The South Summit School District is adding ‘quasi-quarantine’ weeks after Thanksgiving and winter breaks

Park Record file photo
The South Summit School District on Monday announced it was taking a proactive step to prevent the spread of the novel coronavirus in its schools, implementing “quasi-quarantine” weeks after both the Thanksgiving and winter breaks to counteract an anticipated uptick in COVID exposure over the holidays.
Thanksgiving break starts Wednesday, but now South Summit students won’t be returning to school until Monday, Dec. 7. Online classes, however, will resume Monday, Nov. 30.
The last day of school before Christmas break is scheduled for Friday, Dec. 18, with students originally scheduled to return Monday, Jan. 4. Now, that Monday kicks off a week of remote learning and the first day back in schools will be Monday, Jan. 11.
“By planning this now, it allows teachers to prepare effectively for those remote learning days and make them valuable experiences, rather than reacting later with shorter notice,” a district spokesperson wrote in a prepared statement. “… I think it’s a unique approach and we’re hopeful for a positive outcome.”
The district said it made the move knowing that COVID-19 cases will likely continue to increase after students and staff contact friends and family members from outside of their households during holiday gatherings.
The district wrote in the statement that the quarantine weeks will give time for people who have contracted the disease to manifest symptoms.
“The exposure time frame for COVID-19 is longer than one week, but a high percentage of people manifest symptoms within seven days of exposure. Consequently, one week of remote learning after the holiday breaks allows for that incubation period,” the district wrote in the statement. “People with positive cases should by then be aware of their symptoms and should not come back to school, thus decreasing the risk of exposure to COVID to others in school.”
The Summit County Health Department lauded the district’s move.
“We support the decision of the South Summit School District,” Summit County Health Director Rich Bullough wrote in an email to The Park Record. “Their efforts remain focused on reducing the burden on our hospital systems in the coming weeks and months.”
Bullough has said that a surge of cases hit South Summit in late October, ending an initial period when East Side communities had far fewer cases than in the Park City area.
Now, the East Side has proportionally more cases than the more densely populated West Side when adjusted for population, according to Summit County data.
The East Side surge has moved into the North Summit School District, which last week implemented a two-week period of remote learning for its high school, set to end after Thanksgiving break on Nov. 30. The Wasatch School District pursued a similar plan for its high school earlier this month, with students there set to return to in-person learning Dec. 1.

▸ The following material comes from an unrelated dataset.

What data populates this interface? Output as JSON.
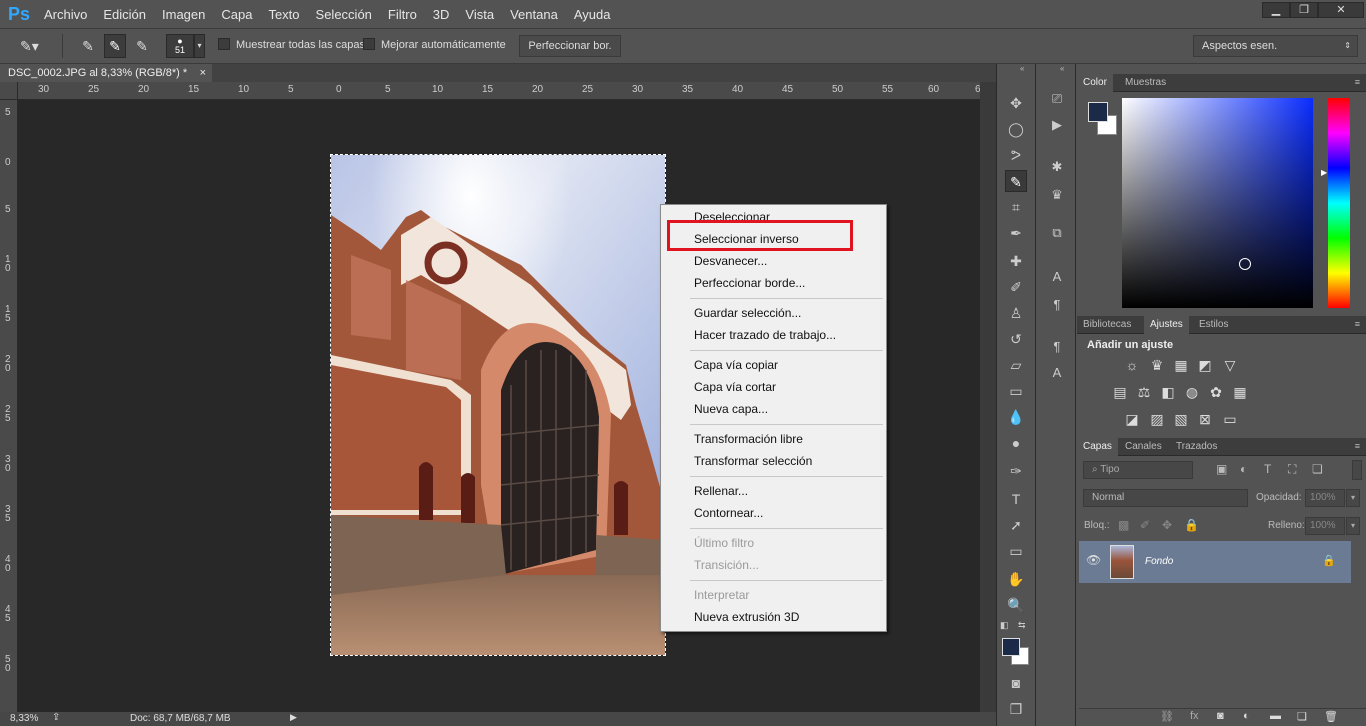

The South Summit online learning weeks apply to all schools and all grade levels, the spokesperson said, not just older students.
State guidelines recommend, among other measures, that schools move to remote learning if there are 15 active cases in any one school. Neither North Summit nor South Summit schools had reached that threshold when they opted for remote learning, with the South Summit spokesperson referring to these weeks of remote learning as a “proactive” step.
The Park City School District is now the only district in Summit County that has not imposed a remote learning stint to prevent the spread of COVID-19. District officials have said that, so far, the number of cases in the district does warrant such a move.
Data published Monday indicates there were 20 active cases in the Park City School District, including eight at the high school.
Park City officials have repeatedly said their goal is to preserve in-person learning for as long as possible. Local, state and national health officials have indicated that schools have proven to be relatively safe.
While COVID is spreading quickly among young adults, officials have said that the spread appears to be occurring in social gatherings rather than when students are in class.
Some fear that might change after the holiday season as people congregate indoors without masks with friends and family. Early this month, the Utah Education Association requested that districts statewide move secondary schools to remote learning between Thanksgiving and winter breaks to prevent a surge of COVID-19. The Park City Education Association reported last week that 29 of the 37 secondary teachers it surveyed supported a move to remote learning.
Many stakeholders, among them some parents, students and teachers, have decried the online learning that schools were forced to adopt when the pandemic hit at the end of last school year as burdensome and less effective than in-person class.